To provide short-term relief for Canadians, the federal Liberal government has stepped up with a $82 billion package to support business owners, families and workers who have had their employment impacted by the slowdown.

South of the border, U.S. Congress agreed Tuesday night to a $2 trillion stimulus bill after several days of political wrangling. The Democrats were concerned the bill focused too much on corporate interests and didn’t do enough to help ordinary Americans and provide support for much needed healthcare services.

The bill gives a one-time payment of $1200 to every American earning less than $75,000, and $500 per child. There is also $367 billion in support for small businesses to help make payroll, and $130 billion for hospitals.

The primary area of contention between the Democrats and Republicans was a $500 billion subsidized loan package for big business. As originally proposed by the Republicans, the hotels and golf resorts owned by U.S. president Trump would have been eligible for assistance. But the Democrats won a concession that businesses controlled by members of Congress and top administration officials — including Trump and his family — would not be eligible.

Naked self-interest aside, politics are also in play with this stimulus package. With November’s election looming, Trump is desperate to kick-start the economy to boost his re-election bid.

How desperate?

Well, recently Trump has mused about lifting restrictions that are in place to limit the spread of COVID-19. People perceived to be at risk would remain isolated but everyone else would be encouraged to get back to work to save the economy from going down the sewer.

Obviously, there are logistical concerns here. Safe ways need to be found to ensure necessities continue to move through the supply chain. But when peoples’ lives literally are at stake, should that extend to non-essential economic activity?

To begin with, even if people aren’t in an identifiable risk group, the virus can still pack a wallop. Plus, the more people move about, the more likely they are to get the virus and pass it on to someone in a vulnerable group.  Were a flood of people to become infected at the same time, health services would overwhelmed, and people who might otherwise survive with proper treatment would die. That’s the whole idea behind the flatten the curve strategy that governments elsewhere in the world have embraced.

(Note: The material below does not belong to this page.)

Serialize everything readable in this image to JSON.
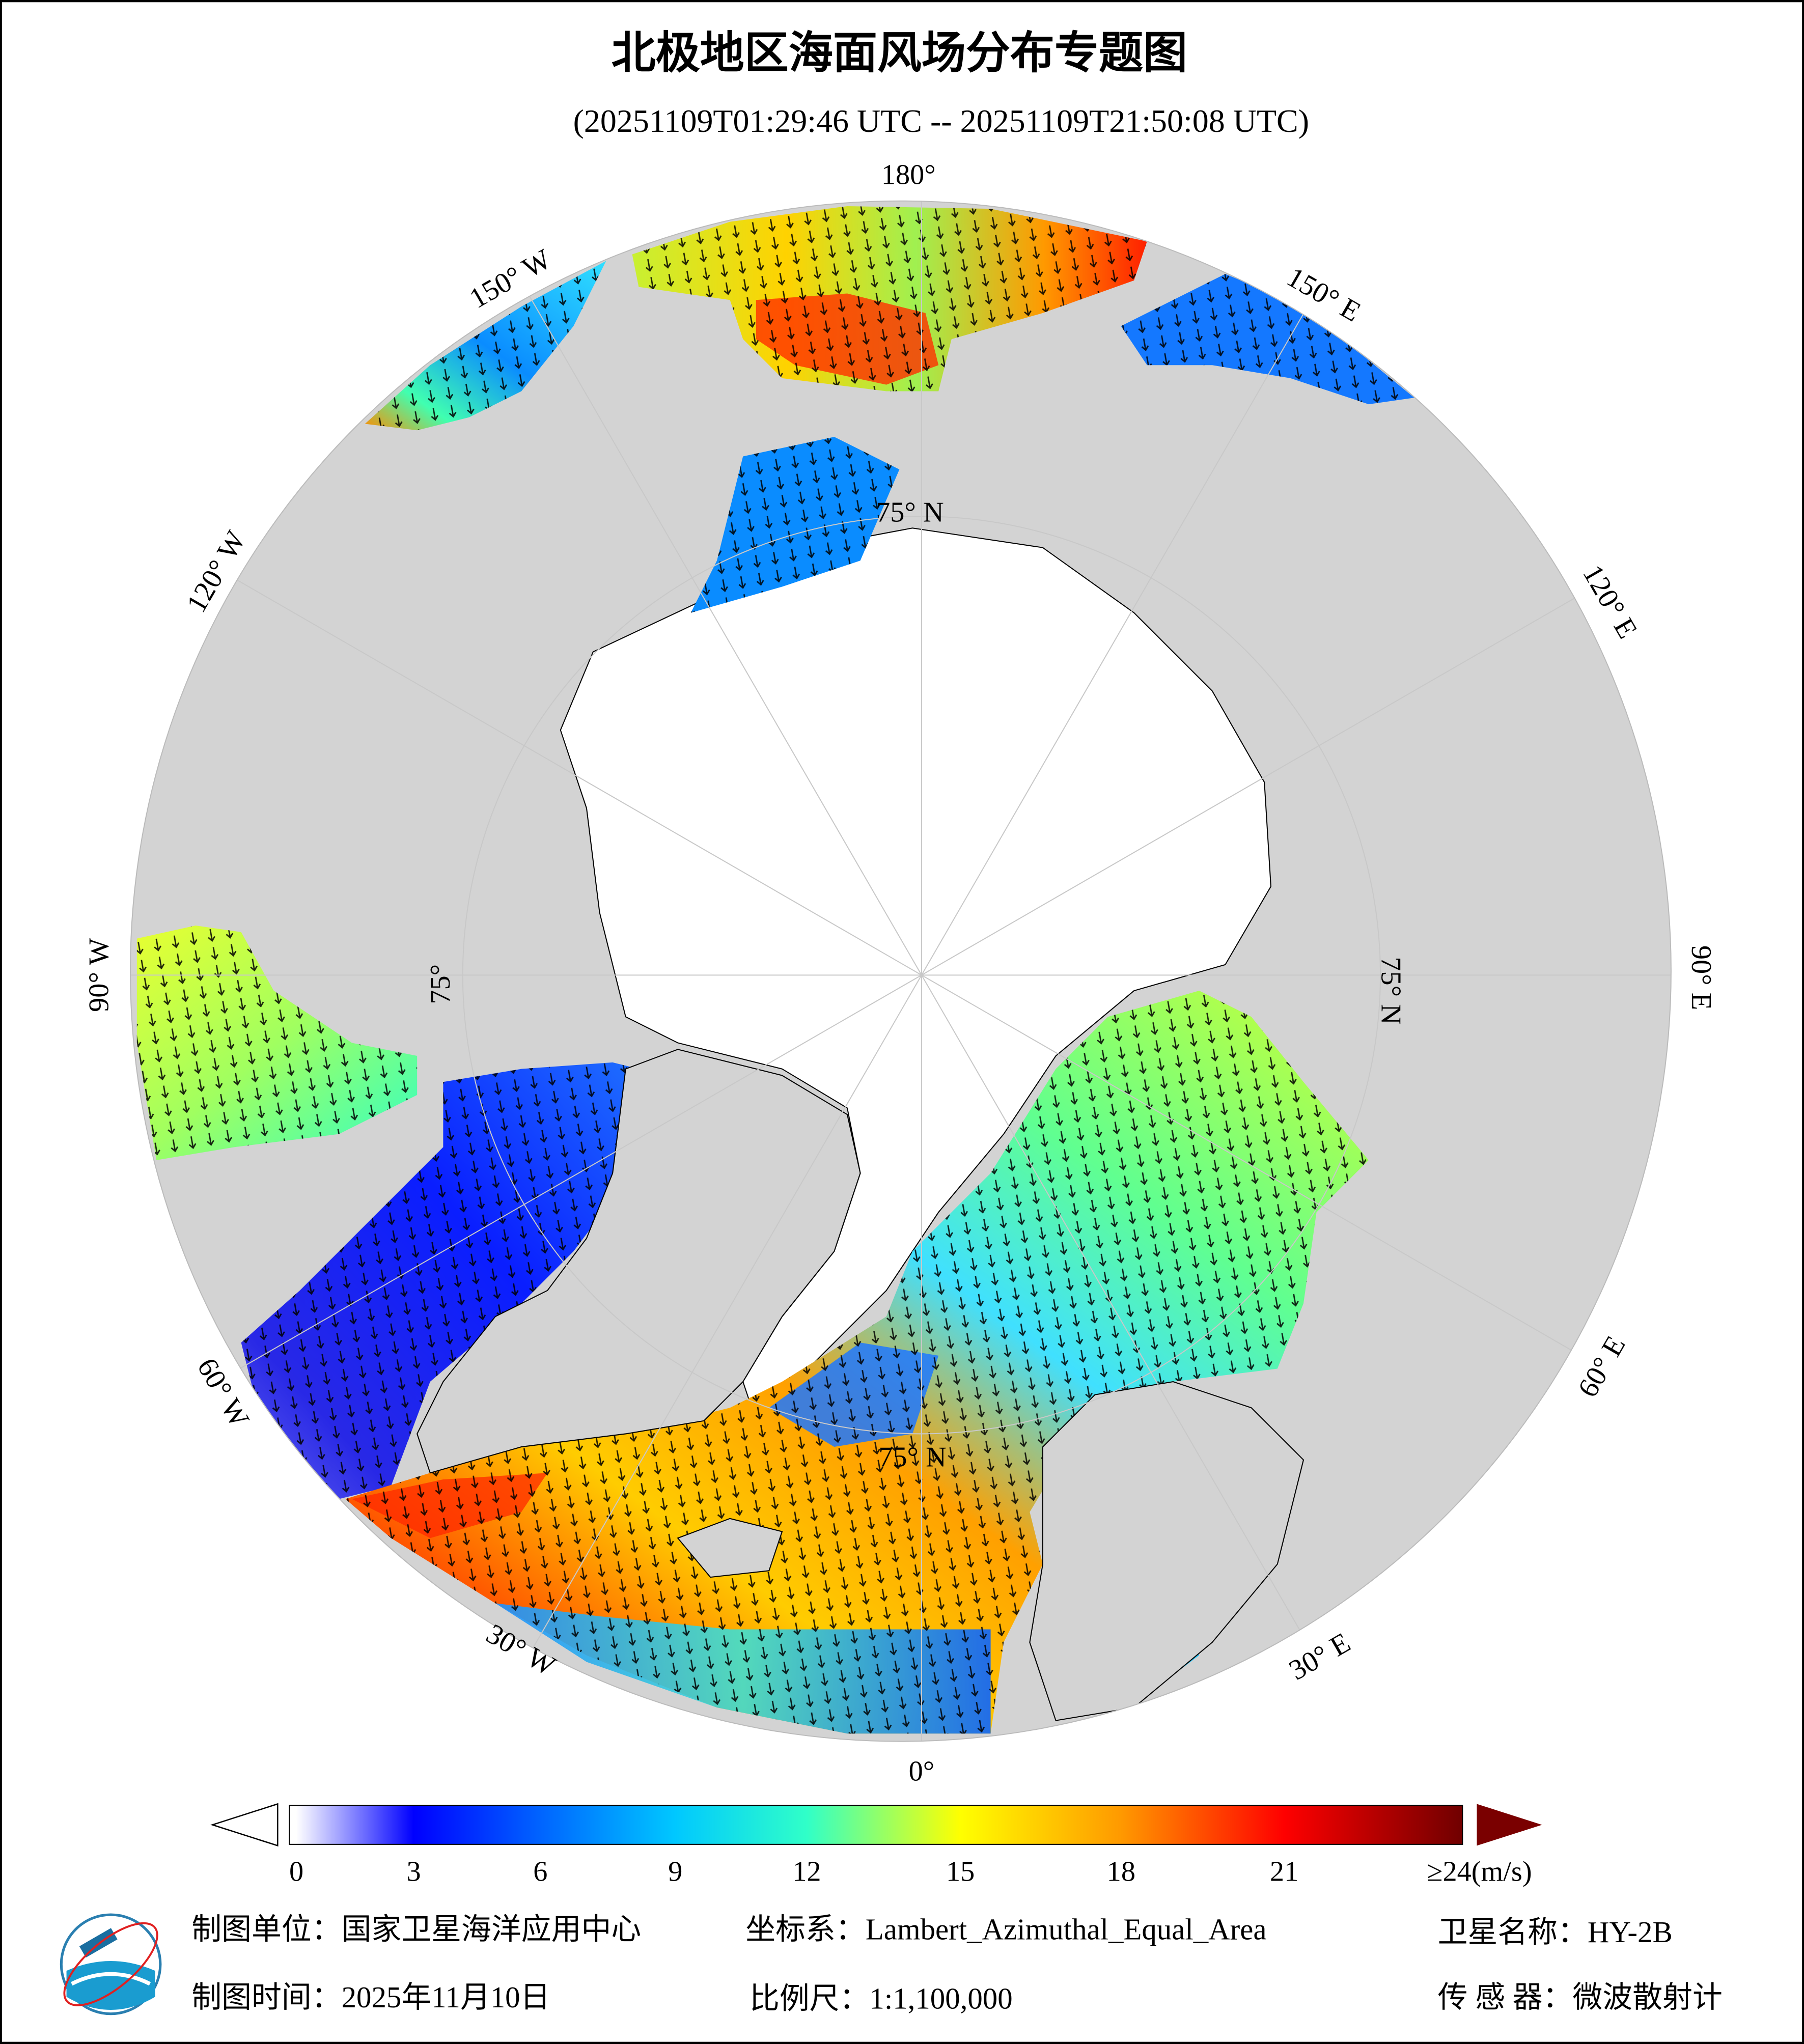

With those countries all in lockdown, Trump’s plan to restart the economy by Easter probably isn’t even doable. But it would put many millions of American lives at risk. Still, one high-ranking Texas Republican says it’s worth considering and that (I’m paraphrasing here) Americans who are COVID-vulnerable should consider it their patriotic duty to put themselves at risk to save the American economy.

Realizing the health risk Trump’s plan poses, state leaders are speaking out against the idea. Through a foundation with his wife, Bill Gates has been active on the pandemic file for a few years. Here’s his assessment .

It’s a nice sentiment from Bill Gates. But from where I sit, the U.S., as a country, has never had much trouble ignoring the bodies piled up in the corner. So whether that will deter Trump and his Republican allies remains to be seen.